Wednesday, April 6, 2016

"Be who you are. You are not everyone's cup of tea and that is OK."


"Be who you are. You are not everyone's cup of tea and that is OK."


For real????  That sentence. That one up there in bold. The one I retyped.  ^^^^ That is one of the hardest things to accept if you suffer from Anxiety.  Saying that it is okay for people to not like you, what is that all about??  I mean, obviously someone not liking you is bad. Isn't it? Anxiety paints my world in vibrant blacks and whites. Liked = white = good.  Not liked = black = bad. 

I don't even know if it is possible for me to learn that ^^^ especially because I don't know if I am my own cup of tea. One of the things I do know about myself is that I am completely self-aware of all of my flaws. Anxiety told me.

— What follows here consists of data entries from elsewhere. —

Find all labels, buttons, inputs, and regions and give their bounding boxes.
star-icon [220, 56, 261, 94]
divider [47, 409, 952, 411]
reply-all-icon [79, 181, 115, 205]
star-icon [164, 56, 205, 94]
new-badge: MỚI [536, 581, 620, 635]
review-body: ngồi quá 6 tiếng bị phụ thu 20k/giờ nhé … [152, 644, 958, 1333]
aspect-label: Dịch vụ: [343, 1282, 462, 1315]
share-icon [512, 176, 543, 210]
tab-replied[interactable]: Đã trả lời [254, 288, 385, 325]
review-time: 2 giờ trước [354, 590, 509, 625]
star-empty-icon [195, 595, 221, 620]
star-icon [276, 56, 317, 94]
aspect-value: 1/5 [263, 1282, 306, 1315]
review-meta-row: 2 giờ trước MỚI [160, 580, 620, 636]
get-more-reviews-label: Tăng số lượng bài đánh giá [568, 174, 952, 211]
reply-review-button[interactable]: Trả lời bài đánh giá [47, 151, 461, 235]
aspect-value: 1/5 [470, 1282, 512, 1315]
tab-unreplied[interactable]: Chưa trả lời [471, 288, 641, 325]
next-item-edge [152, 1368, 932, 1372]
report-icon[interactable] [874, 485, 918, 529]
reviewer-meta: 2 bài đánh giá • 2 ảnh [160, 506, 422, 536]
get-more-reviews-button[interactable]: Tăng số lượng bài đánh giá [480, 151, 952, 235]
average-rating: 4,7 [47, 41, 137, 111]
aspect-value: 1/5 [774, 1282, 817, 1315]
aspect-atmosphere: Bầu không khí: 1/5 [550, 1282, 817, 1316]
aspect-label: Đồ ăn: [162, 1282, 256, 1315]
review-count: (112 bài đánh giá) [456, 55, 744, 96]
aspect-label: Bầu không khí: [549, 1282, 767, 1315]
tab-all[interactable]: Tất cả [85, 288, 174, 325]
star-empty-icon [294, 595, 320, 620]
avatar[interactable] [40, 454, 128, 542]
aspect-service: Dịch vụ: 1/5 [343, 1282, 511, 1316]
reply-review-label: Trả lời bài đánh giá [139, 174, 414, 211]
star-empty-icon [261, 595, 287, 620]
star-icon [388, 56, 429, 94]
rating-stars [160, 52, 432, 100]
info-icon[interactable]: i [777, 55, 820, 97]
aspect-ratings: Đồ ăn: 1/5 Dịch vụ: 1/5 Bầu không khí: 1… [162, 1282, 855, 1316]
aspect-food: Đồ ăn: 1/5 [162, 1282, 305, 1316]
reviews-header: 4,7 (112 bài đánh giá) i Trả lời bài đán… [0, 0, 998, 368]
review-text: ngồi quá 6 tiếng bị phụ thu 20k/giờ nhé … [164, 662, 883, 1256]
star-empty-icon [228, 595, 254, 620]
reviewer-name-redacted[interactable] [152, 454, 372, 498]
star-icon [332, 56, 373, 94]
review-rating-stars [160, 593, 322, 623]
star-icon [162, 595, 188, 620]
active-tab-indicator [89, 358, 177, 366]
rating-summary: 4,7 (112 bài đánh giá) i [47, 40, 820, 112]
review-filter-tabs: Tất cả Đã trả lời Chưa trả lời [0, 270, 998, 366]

Anxiety has a list and because Anxiety is a squatter in my brain, I have the list. It's pinned on the wall of my cerebral cortex or something, like a poster from my favorite band on my tween bedroom wall. 

Anxiety tells me that my flaws are greater than my gifts. Even more clever than that, Anxiety tells me how my gifts can be considered flaws.  Anxiety is a master mind of turning a positive into a negative.  Oh how I wish I could use my mental powers for good instead of evil.  Baby steps.

Let's rephrase:

Be who you are.  Become your own cup of tea, then you will be OK.